Todos empezamos a escribir a gran velocidad lo que recordábamos de ella, mientras nos lamentábamos por el inesperado final: La barra larga donde comías de parado y al paso, la mozzarella aceitosa chorreando entre los dedos, el vino moscato desbordante en vasos rústicos de vidrio y la faina ¡la faina! Era enorme, tanto que no se podía cortar en triángulos regulares; lo hacía un mozo enardecido que cortaba a la velocidad de la luz, porciones en forma de luna de cuarto menguante y las apilaba a un costado de la gran tabla de madera. El olor de esa pizza te perseguía durante días, te embriagaba las fosas nasales, la poca higiene de los pisos que uno aceptaba incondicionalmente, el punto de encuentro obligado cuando aún no existían los bares de diseño y la parada del colectivo estratégicamente ubicada, te obligaba a cruzar aunque sea por un trozo de ese glorioso manjar.
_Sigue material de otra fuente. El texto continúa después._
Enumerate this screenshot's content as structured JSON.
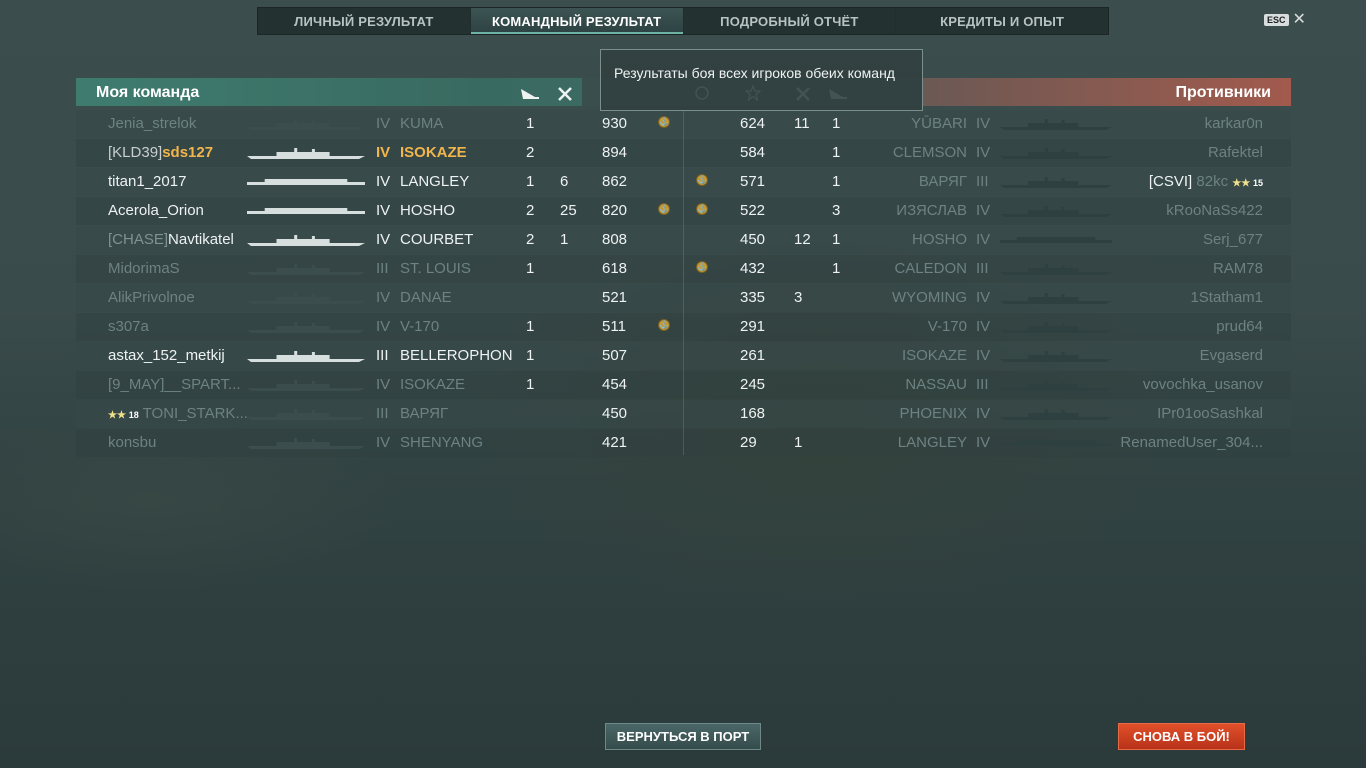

y así, como si nada, y como quien no quiere la cosa, el destino se dio vuelta y mi madre rompió el silencio de manera natural y dijo: a esa pizzería yo iba con tu papa... El resto de la conversación no la seguí, solo sé que ahí estaba la evidencia, ahí los vi. Los pude imaginar sin el menor esfuerzo, los vi reírse, mancharse la ropa con la salsa rojiza y picante. Los vi brindar con el moscato desbordante, o la cerveza imperial helada. Los vi sentados en un rincón, hablando en secreto, afectuosos, felices, ilusionados. Los vi conectados, contándose alguna anécdota, compartiendo, por una única vez, pero los vi.
Cerré los ojos y los vi ser y en ese instante yo también fui.
La foto cercenada ya no está desbalanceada. No hay más vacíos ni agujeros negros. Solo faltaba algún recuerdo tangible, real y poderoso, que al ponerlo en palabras, de una vez y para siempre la foto terminara retocada.